When food reaches the small intestine, the pancreas secretes pancreatic juices. When there is no food in the small intestine, the pancreas does not secrete its juices. The economy of this process puzzled researchers who wondered what the mechanism for this control might be. In 1902, William Bayliss and Ernest Starling, two British physiologists, conducted experiments to find the answer. They reasoned that the same mechanism that initiated gastric juices when food first enters the mouth might be the same mechanism for releasing the flow of pancreatic juices.
These researchers made an extract from the lining of the small intestine and injected it into an experimental animal. The extract caused the animal to secrete large amounts of pancreatic juice. They concluded that the extract from the intestinal lining must have some substance responsible for the flow, which they named secretin. The experiment gave the first real proof for the existence of hormones, substances secreted by one group of cells that travel around the body which target other groups of cells.

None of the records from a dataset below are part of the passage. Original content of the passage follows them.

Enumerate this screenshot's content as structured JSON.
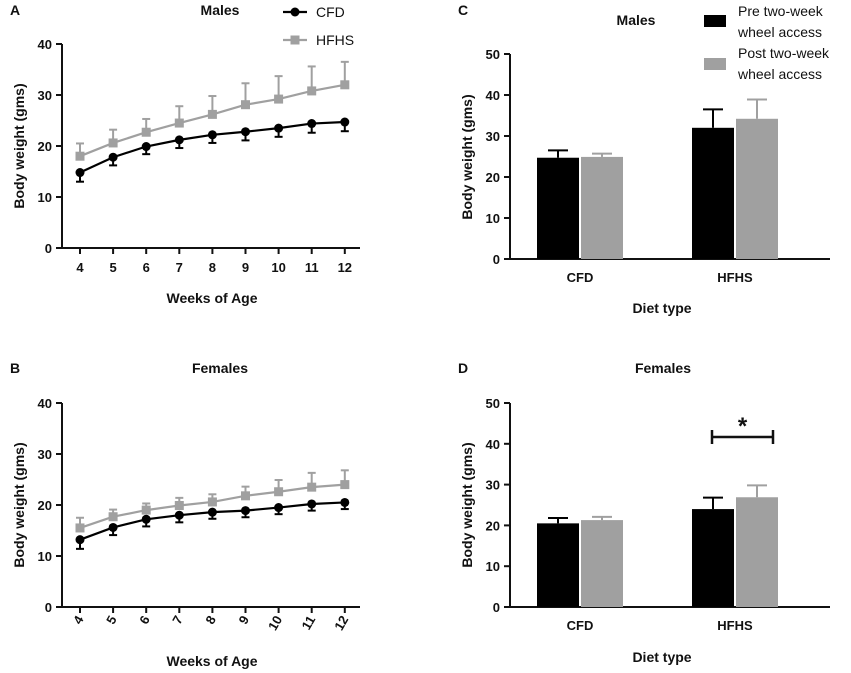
{
  "colors": {
    "cfd": "#000000",
    "hfhs": "#a0a0a0",
    "axis": "#111111"
  },
  "chart_data": [
    {
      "id": "A",
      "type": "line",
      "panel_label": "A",
      "title": "Males",
      "xlabel": "Weeks of Age",
      "ylabel": "Body weight (gms)",
      "x": [
        4,
        5,
        6,
        7,
        8,
        9,
        10,
        11,
        12
      ],
      "ylim": [
        0,
        40
      ],
      "yticks": [
        0,
        10,
        20,
        30,
        40
      ],
      "series": [
        {
          "name": "CFD",
          "marker": "circle",
          "values": [
            14.8,
            17.8,
            19.9,
            21.2,
            22.2,
            22.8,
            23.5,
            24.4,
            24.7
          ],
          "err": [
            1.8,
            1.6,
            1.5,
            1.6,
            1.6,
            1.7,
            1.7,
            1.8,
            1.8
          ]
        },
        {
          "name": "HFHS",
          "marker": "square",
          "values": [
            18.0,
            20.6,
            22.7,
            24.5,
            26.2,
            28.1,
            29.2,
            30.8,
            32.0
          ],
          "err": [
            2.5,
            2.6,
            2.6,
            3.3,
            3.6,
            4.2,
            4.5,
            4.8,
            4.5
          ]
        }
      ]
    },
    {
      "id": "B",
      "type": "line",
      "panel_label": "B",
      "title": "Females",
      "xlabel": "Weeks of Age",
      "ylabel": "Body weight (gms)",
      "x": [
        4,
        5,
        6,
        7,
        8,
        9,
        10,
        11,
        12
      ],
      "ylim": [
        0,
        40
      ],
      "yticks": [
        0,
        10,
        20,
        30,
        40
      ],
      "series": [
        {
          "name": "CFD",
          "marker": "circle",
          "values": [
            13.2,
            15.6,
            17.2,
            18.0,
            18.6,
            18.9,
            19.5,
            20.2,
            20.5
          ],
          "err": [
            1.8,
            1.5,
            1.4,
            1.4,
            1.3,
            1.3,
            1.3,
            1.3,
            1.3
          ]
        },
        {
          "name": "HFHS",
          "marker": "square",
          "values": [
            15.5,
            17.7,
            19.0,
            19.9,
            20.6,
            21.8,
            22.6,
            23.5,
            24.0
          ],
          "err": [
            2.0,
            1.4,
            1.3,
            1.5,
            1.5,
            1.8,
            2.3,
            2.8,
            2.8
          ]
        }
      ]
    },
    {
      "id": "C",
      "type": "bar",
      "panel_label": "C",
      "title": "Males",
      "xlabel": "Diet type",
      "ylabel": "Body weight (gms)",
      "categories": [
        "CFD",
        "HFHS"
      ],
      "ylim": [
        0,
        50
      ],
      "yticks": [
        0,
        10,
        20,
        30,
        40,
        50
      ],
      "series": [
        {
          "name": "Pre two-week wheel access",
          "values": [
            24.7,
            32.0
          ],
          "err": [
            1.8,
            4.5
          ]
        },
        {
          "name": "Post two-week wheel access",
          "values": [
            24.9,
            34.2
          ],
          "err": [
            0.8,
            4.7
          ]
        }
      ],
      "significance": null
    },
    {
      "id": "D",
      "type": "bar",
      "panel_label": "D",
      "title": "Females",
      "xlabel": "Diet type",
      "ylabel": "Body weight (gms)",
      "categories": [
        "CFD",
        "HFHS"
      ],
      "ylim": [
        0,
        50
      ],
      "yticks": [
        0,
        10,
        20,
        30,
        40,
        50
      ],
      "series": [
        {
          "name": "Pre two-week wheel access",
          "values": [
            20.5,
            24.0
          ],
          "err": [
            1.3,
            2.8
          ]
        },
        {
          "name": "Post two-week wheel access",
          "values": [
            21.3,
            26.9
          ],
          "err": [
            0.8,
            2.9
          ]
        }
      ],
      "significance": {
        "label": "*",
        "category": "HFHS"
      }
    }
  ],
  "legends": {
    "line": [
      {
        "label": "CFD",
        "marker": "circle",
        "color": "#000000"
      },
      {
        "label": "HFHS",
        "marker": "square",
        "color": "#a0a0a0"
      }
    ],
    "bar": [
      {
        "lines": [
          "Pre two-week",
          "wheel access"
        ],
        "color": "#000000"
      },
      {
        "lines": [
          "Post two-week",
          "wheel access"
        ],
        "color": "#a0a0a0"
      }
    ]
  }
}
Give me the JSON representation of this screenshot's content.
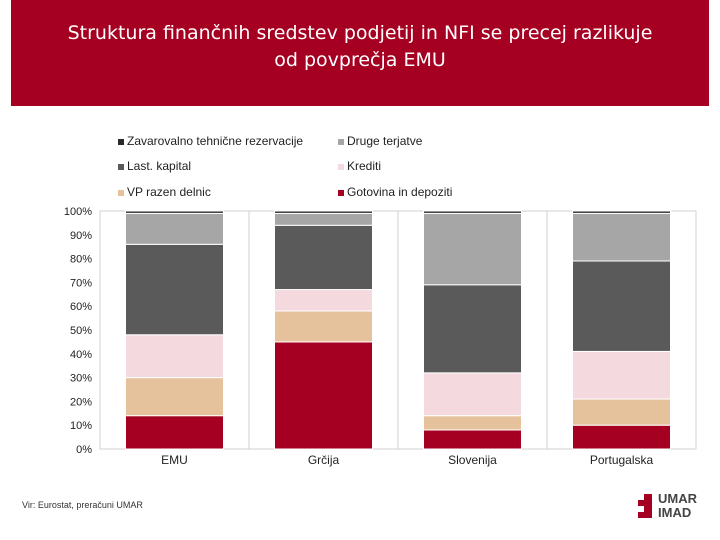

Insulin is another important hormone secreted by a group of cells within the pancreas called the islets of Langerhans, which are part of the endocrine system rather than the digestive system. Insulin released into the bloodstream targets liver and muscle cells, and allows them to take excess sugar from the blood and store it in the form of glycogen. When the pancreas does not produce sufficient insulin to store dietary sugar, the blood and urine levels of sugar reach dangerous levels. Diabetes mellitus is the resultant disease. Mild cases can be controlled by a properly regulated diet, but severe cases require the regular injection of insulin.